Vous l'avez lu, entendu ce joli mot se promener dans le débat public ? Comme beaucoup d'autres, il a longtemps été marginal avant de devenir politiquement correct. Pierre Rabhi (avec sa sobriété heureuse) l'avait réinventé et le terme s’était utilement installé dans le vocabulaire écolo. La sobriété devenait, avec lui, la face positive, enviée, de la déconsommation. Une promesse de santé, de légèreté, de conscience du monde et de satiété. Il vient pourtant de loin, ce mot, tout imbibé (pardon !) de son sens le plus commun : celui du sevrage alcoolique. Alors quand nos gouvernants se l’approprient en nous appelant à la sobriété, énergétique au premier titre, mais, en fait, dans tous les compartiments de notre vie, il se teinte, à nouveau, de rigueur, de privation, de serrage de ceinture. C’est marrant les mots, ça change de couleur. 

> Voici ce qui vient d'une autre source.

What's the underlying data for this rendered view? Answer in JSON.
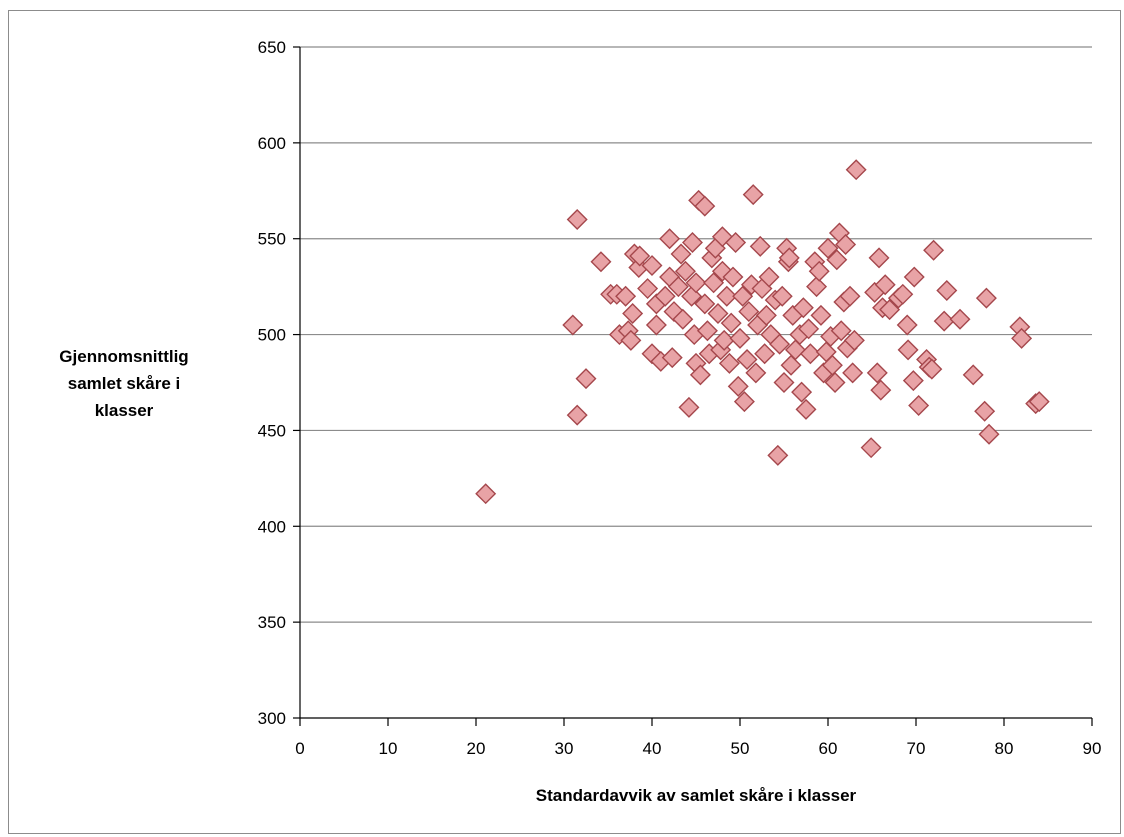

Et pour nous, les communicants, ça dessine quoi ? Dans les effets de nos métiers colorés, chamarrés, scintillants de superlatifs et de promesses, on peut dire, sans exagérer, que la sobriété n'est pas la tonalité la plus usitée. Peut-on imaginer la campagne BMW sur la joie, imprégnée de sobriété ? Est-ce que ça ne parlait pas un peu d'ivresse quand-même, du sentiment grisant de maîtrise de la route, de la vitesse, du défilement des paysages magiques dans le feutré de l'habitacle ? Pouvons-nous l’imaginer aujourd’hui sans l'ivresse sous-jacente ? Bien sûr, le cas d’école Patagonia est présenté partout comme LA référence disruptive. Sa publicité « Dont buy this jacket » est l’arbre qui cache la forêt. La Convention citoyenne pour le climat avait dans ses propositions le projet d’une mention obligatoire sur toutes les publicités « en avez-vous vraiment besoin ? ». Certains ont ri tellement l’idée leur paraissait ubuesque, d’autres pas du tout. 

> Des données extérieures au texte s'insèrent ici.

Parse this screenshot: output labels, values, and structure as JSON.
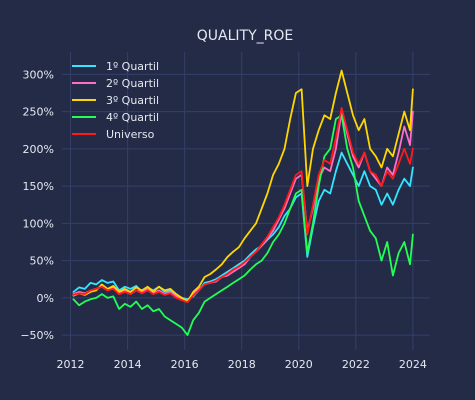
{
  "chart_data": {
    "type": "line",
    "title": "QUALITY_ROE",
    "xlabel": "",
    "ylabel": "",
    "x_range": [
      2011.7,
      2024.6
    ],
    "ylim": [
      -70,
      330
    ],
    "x_ticks": [
      2012,
      2014,
      2016,
      2018,
      2020,
      2022,
      2024
    ],
    "x_tick_labels": [
      "2012",
      "2014",
      "2016",
      "2018",
      "2020",
      "2022",
      "2024"
    ],
    "y_ticks": [
      -50,
      0,
      50,
      100,
      150,
      200,
      250,
      300
    ],
    "y_tick_labels": [
      "−50%",
      "0%",
      "50%",
      "100%",
      "150%",
      "200%",
      "250%",
      "300%"
    ],
    "grid": true,
    "legend_position": "top-left",
    "background_color": "#232b47",
    "grid_color": "#34406a",
    "series": [
      {
        "name": "1º Quartil",
        "color": "#33e6ff",
        "points": [
          [
            2012.1,
            8
          ],
          [
            2012.3,
            14
          ],
          [
            2012.5,
            12
          ],
          [
            2012.7,
            20
          ],
          [
            2012.9,
            18
          ],
          [
            2013.1,
            24
          ],
          [
            2013.3,
            20
          ],
          [
            2013.5,
            22
          ],
          [
            2013.7,
            10
          ],
          [
            2013.9,
            15
          ],
          [
            2014.1,
            12
          ],
          [
            2014.3,
            16
          ],
          [
            2014.5,
            8
          ],
          [
            2014.7,
            14
          ],
          [
            2014.9,
            10
          ],
          [
            2015.1,
            15
          ],
          [
            2015.3,
            8
          ],
          [
            2015.5,
            10
          ],
          [
            2015.7,
            5
          ],
          [
            2015.9,
            0
          ],
          [
            2016.1,
            -2
          ],
          [
            2016.3,
            2
          ],
          [
            2016.5,
            10
          ],
          [
            2016.7,
            20
          ],
          [
            2016.9,
            22
          ],
          [
            2017.1,
            25
          ],
          [
            2017.3,
            30
          ],
          [
            2017.5,
            35
          ],
          [
            2017.7,
            40
          ],
          [
            2017.9,
            45
          ],
          [
            2018.1,
            50
          ],
          [
            2018.3,
            58
          ],
          [
            2018.5,
            65
          ],
          [
            2018.7,
            70
          ],
          [
            2018.9,
            78
          ],
          [
            2019.1,
            85
          ],
          [
            2019.3,
            95
          ],
          [
            2019.5,
            110
          ],
          [
            2019.7,
            120
          ],
          [
            2019.9,
            135
          ],
          [
            2020.1,
            140
          ],
          [
            2020.3,
            55
          ],
          [
            2020.5,
            95
          ],
          [
            2020.7,
            130
          ],
          [
            2020.9,
            145
          ],
          [
            2021.1,
            140
          ],
          [
            2021.3,
            170
          ],
          [
            2021.5,
            195
          ],
          [
            2021.7,
            180
          ],
          [
            2021.9,
            165
          ],
          [
            2022.1,
            150
          ],
          [
            2022.3,
            170
          ],
          [
            2022.5,
            150
          ],
          [
            2022.7,
            145
          ],
          [
            2022.9,
            125
          ],
          [
            2023.1,
            140
          ],
          [
            2023.3,
            125
          ],
          [
            2023.5,
            145
          ],
          [
            2023.7,
            160
          ],
          [
            2023.9,
            150
          ],
          [
            2024.0,
            175
          ]
        ]
      },
      {
        "name": "2º Quartil",
        "color": "#ff6ec7",
        "points": [
          [
            2012.1,
            5
          ],
          [
            2012.3,
            8
          ],
          [
            2012.5,
            6
          ],
          [
            2012.7,
            10
          ],
          [
            2012.9,
            12
          ],
          [
            2013.1,
            15
          ],
          [
            2013.3,
            10
          ],
          [
            2013.5,
            14
          ],
          [
            2013.7,
            5
          ],
          [
            2013.9,
            10
          ],
          [
            2014.1,
            5
          ],
          [
            2014.3,
            10
          ],
          [
            2014.5,
            8
          ],
          [
            2014.7,
            12
          ],
          [
            2014.9,
            6
          ],
          [
            2015.1,
            10
          ],
          [
            2015.3,
            5
          ],
          [
            2015.5,
            8
          ],
          [
            2015.7,
            2
          ],
          [
            2015.9,
            -2
          ],
          [
            2016.1,
            -5
          ],
          [
            2016.3,
            5
          ],
          [
            2016.5,
            12
          ],
          [
            2016.7,
            18
          ],
          [
            2016.9,
            20
          ],
          [
            2017.1,
            22
          ],
          [
            2017.3,
            28
          ],
          [
            2017.5,
            30
          ],
          [
            2017.7,
            35
          ],
          [
            2017.9,
            40
          ],
          [
            2018.1,
            45
          ],
          [
            2018.3,
            55
          ],
          [
            2018.5,
            62
          ],
          [
            2018.7,
            70
          ],
          [
            2018.9,
            80
          ],
          [
            2019.1,
            90
          ],
          [
            2019.3,
            105
          ],
          [
            2019.5,
            120
          ],
          [
            2019.7,
            140
          ],
          [
            2019.9,
            160
          ],
          [
            2020.1,
            165
          ],
          [
            2020.3,
            90
          ],
          [
            2020.5,
            120
          ],
          [
            2020.7,
            160
          ],
          [
            2020.9,
            175
          ],
          [
            2021.1,
            170
          ],
          [
            2021.3,
            200
          ],
          [
            2021.5,
            250
          ],
          [
            2021.7,
            220
          ],
          [
            2021.9,
            190
          ],
          [
            2022.1,
            175
          ],
          [
            2022.3,
            195
          ],
          [
            2022.5,
            170
          ],
          [
            2022.7,
            160
          ],
          [
            2022.9,
            150
          ],
          [
            2023.1,
            175
          ],
          [
            2023.3,
            165
          ],
          [
            2023.5,
            195
          ],
          [
            2023.7,
            230
          ],
          [
            2023.9,
            205
          ],
          [
            2024.0,
            250
          ]
        ]
      },
      {
        "name": "3º Quartil",
        "color": "#ffd700",
        "points": [
          [
            2012.1,
            3
          ],
          [
            2012.3,
            6
          ],
          [
            2012.5,
            4
          ],
          [
            2012.7,
            8
          ],
          [
            2012.9,
            10
          ],
          [
            2013.1,
            18
          ],
          [
            2013.3,
            12
          ],
          [
            2013.5,
            16
          ],
          [
            2013.7,
            8
          ],
          [
            2013.9,
            12
          ],
          [
            2014.1,
            8
          ],
          [
            2014.3,
            14
          ],
          [
            2014.5,
            10
          ],
          [
            2014.7,
            15
          ],
          [
            2014.9,
            8
          ],
          [
            2015.1,
            15
          ],
          [
            2015.3,
            10
          ],
          [
            2015.5,
            12
          ],
          [
            2015.7,
            5
          ],
          [
            2015.9,
            0
          ],
          [
            2016.1,
            -5
          ],
          [
            2016.3,
            8
          ],
          [
            2016.5,
            15
          ],
          [
            2016.7,
            28
          ],
          [
            2016.9,
            32
          ],
          [
            2017.1,
            38
          ],
          [
            2017.3,
            45
          ],
          [
            2017.5,
            55
          ],
          [
            2017.7,
            62
          ],
          [
            2017.9,
            68
          ],
          [
            2018.1,
            80
          ],
          [
            2018.3,
            90
          ],
          [
            2018.5,
            100
          ],
          [
            2018.7,
            120
          ],
          [
            2018.9,
            140
          ],
          [
            2019.1,
            165
          ],
          [
            2019.3,
            180
          ],
          [
            2019.5,
            200
          ],
          [
            2019.7,
            240
          ],
          [
            2019.9,
            275
          ],
          [
            2020.1,
            280
          ],
          [
            2020.3,
            150
          ],
          [
            2020.5,
            200
          ],
          [
            2020.7,
            225
          ],
          [
            2020.9,
            245
          ],
          [
            2021.1,
            240
          ],
          [
            2021.3,
            275
          ],
          [
            2021.5,
            305
          ],
          [
            2021.7,
            275
          ],
          [
            2021.9,
            245
          ],
          [
            2022.1,
            225
          ],
          [
            2022.3,
            240
          ],
          [
            2022.5,
            200
          ],
          [
            2022.7,
            190
          ],
          [
            2022.9,
            175
          ],
          [
            2023.1,
            200
          ],
          [
            2023.3,
            190
          ],
          [
            2023.5,
            220
          ],
          [
            2023.7,
            250
          ],
          [
            2023.9,
            225
          ],
          [
            2024.0,
            280
          ]
        ]
      },
      {
        "name": "4º Quartil",
        "color": "#22ff55",
        "points": [
          [
            2012.1,
            -2
          ],
          [
            2012.3,
            -10
          ],
          [
            2012.5,
            -5
          ],
          [
            2012.7,
            -2
          ],
          [
            2012.9,
            0
          ],
          [
            2013.1,
            5
          ],
          [
            2013.3,
            0
          ],
          [
            2013.5,
            2
          ],
          [
            2013.7,
            -15
          ],
          [
            2013.9,
            -8
          ],
          [
            2014.1,
            -12
          ],
          [
            2014.3,
            -5
          ],
          [
            2014.5,
            -15
          ],
          [
            2014.7,
            -10
          ],
          [
            2014.9,
            -18
          ],
          [
            2015.1,
            -15
          ],
          [
            2015.3,
            -25
          ],
          [
            2015.5,
            -30
          ],
          [
            2015.7,
            -35
          ],
          [
            2015.9,
            -40
          ],
          [
            2016.1,
            -50
          ],
          [
            2016.3,
            -30
          ],
          [
            2016.5,
            -20
          ],
          [
            2016.7,
            -5
          ],
          [
            2016.9,
            0
          ],
          [
            2017.1,
            5
          ],
          [
            2017.3,
            10
          ],
          [
            2017.5,
            15
          ],
          [
            2017.7,
            20
          ],
          [
            2017.9,
            25
          ],
          [
            2018.1,
            30
          ],
          [
            2018.3,
            38
          ],
          [
            2018.5,
            45
          ],
          [
            2018.7,
            50
          ],
          [
            2018.9,
            60
          ],
          [
            2019.1,
            75
          ],
          [
            2019.3,
            85
          ],
          [
            2019.5,
            100
          ],
          [
            2019.7,
            120
          ],
          [
            2019.9,
            140
          ],
          [
            2020.1,
            145
          ],
          [
            2020.3,
            60
          ],
          [
            2020.5,
            100
          ],
          [
            2020.7,
            150
          ],
          [
            2020.9,
            190
          ],
          [
            2021.1,
            200
          ],
          [
            2021.3,
            240
          ],
          [
            2021.5,
            245
          ],
          [
            2021.7,
            200
          ],
          [
            2021.9,
            175
          ],
          [
            2022.1,
            130
          ],
          [
            2022.3,
            110
          ],
          [
            2022.5,
            90
          ],
          [
            2022.7,
            80
          ],
          [
            2022.9,
            50
          ],
          [
            2023.1,
            75
          ],
          [
            2023.3,
            30
          ],
          [
            2023.5,
            60
          ],
          [
            2023.7,
            75
          ],
          [
            2023.9,
            45
          ],
          [
            2024.0,
            85
          ]
        ]
      },
      {
        "name": "Universo",
        "color": "#ff1a1a",
        "points": [
          [
            2012.1,
            4
          ],
          [
            2012.3,
            6
          ],
          [
            2012.5,
            5
          ],
          [
            2012.7,
            10
          ],
          [
            2012.9,
            12
          ],
          [
            2013.1,
            15
          ],
          [
            2013.3,
            10
          ],
          [
            2013.5,
            12
          ],
          [
            2013.7,
            5
          ],
          [
            2013.9,
            8
          ],
          [
            2014.1,
            5
          ],
          [
            2014.3,
            10
          ],
          [
            2014.5,
            6
          ],
          [
            2014.7,
            10
          ],
          [
            2014.9,
            5
          ],
          [
            2015.1,
            8
          ],
          [
            2015.3,
            4
          ],
          [
            2015.5,
            6
          ],
          [
            2015.7,
            0
          ],
          [
            2015.9,
            -3
          ],
          [
            2016.1,
            -6
          ],
          [
            2016.3,
            3
          ],
          [
            2016.5,
            10
          ],
          [
            2016.7,
            18
          ],
          [
            2016.9,
            20
          ],
          [
            2017.1,
            23
          ],
          [
            2017.3,
            28
          ],
          [
            2017.5,
            32
          ],
          [
            2017.7,
            38
          ],
          [
            2017.9,
            42
          ],
          [
            2018.1,
            48
          ],
          [
            2018.3,
            55
          ],
          [
            2018.5,
            62
          ],
          [
            2018.7,
            72
          ],
          [
            2018.9,
            82
          ],
          [
            2019.1,
            95
          ],
          [
            2019.3,
            108
          ],
          [
            2019.5,
            125
          ],
          [
            2019.7,
            145
          ],
          [
            2019.9,
            165
          ],
          [
            2020.1,
            170
          ],
          [
            2020.3,
            85
          ],
          [
            2020.5,
            125
          ],
          [
            2020.7,
            165
          ],
          [
            2020.9,
            185
          ],
          [
            2021.1,
            180
          ],
          [
            2021.3,
            215
          ],
          [
            2021.5,
            255
          ],
          [
            2021.7,
            225
          ],
          [
            2021.9,
            195
          ],
          [
            2022.1,
            180
          ],
          [
            2022.3,
            195
          ],
          [
            2022.5,
            170
          ],
          [
            2022.7,
            165
          ],
          [
            2022.9,
            150
          ],
          [
            2023.1,
            170
          ],
          [
            2023.3,
            160
          ],
          [
            2023.5,
            180
          ],
          [
            2023.7,
            200
          ],
          [
            2023.9,
            180
          ],
          [
            2024.0,
            200
          ]
        ]
      }
    ]
  }
}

Un autre mot s'est invité dans le débat sur la crise énergétique et climatique. Plus dur, celui-là. Un gros-mot presque : rationnement. Sorte de rappel de la Seconde Guerre mondiale, des semelles en bois, des topinambours et des tickets de... rationnement.  Ce mot là, c’est du lourd. Car le rationnement est une sobriété forcée. La différence est non négligeable. Au bout du capitalisme libéral, on déboucherait donc sur... de la privation de liberté. Cherchez l'erreur. Et nous, communicants, avons sans aucun doute participé à cette fausse route : qu'avons-nous vendu sinon de la liberté ? Liberté de consommer, de choisir ses divertissements, son alimentation, ses destinations ... la liste est infinie. « La fin de l’abondance n’est pas le début de l’austérité », la phrase d’Alexandre Bompard, le PDG de Carrefour dans Stratégies est bien trouvée (parfaite figure de style de l’antithèse !). Si elle pointe l’essentiel (la finitude des ressources), elle écarte l’idée de manque et balaye le risque de désenchantement de la consommation. La position tiendra-t-elle longtemps ? 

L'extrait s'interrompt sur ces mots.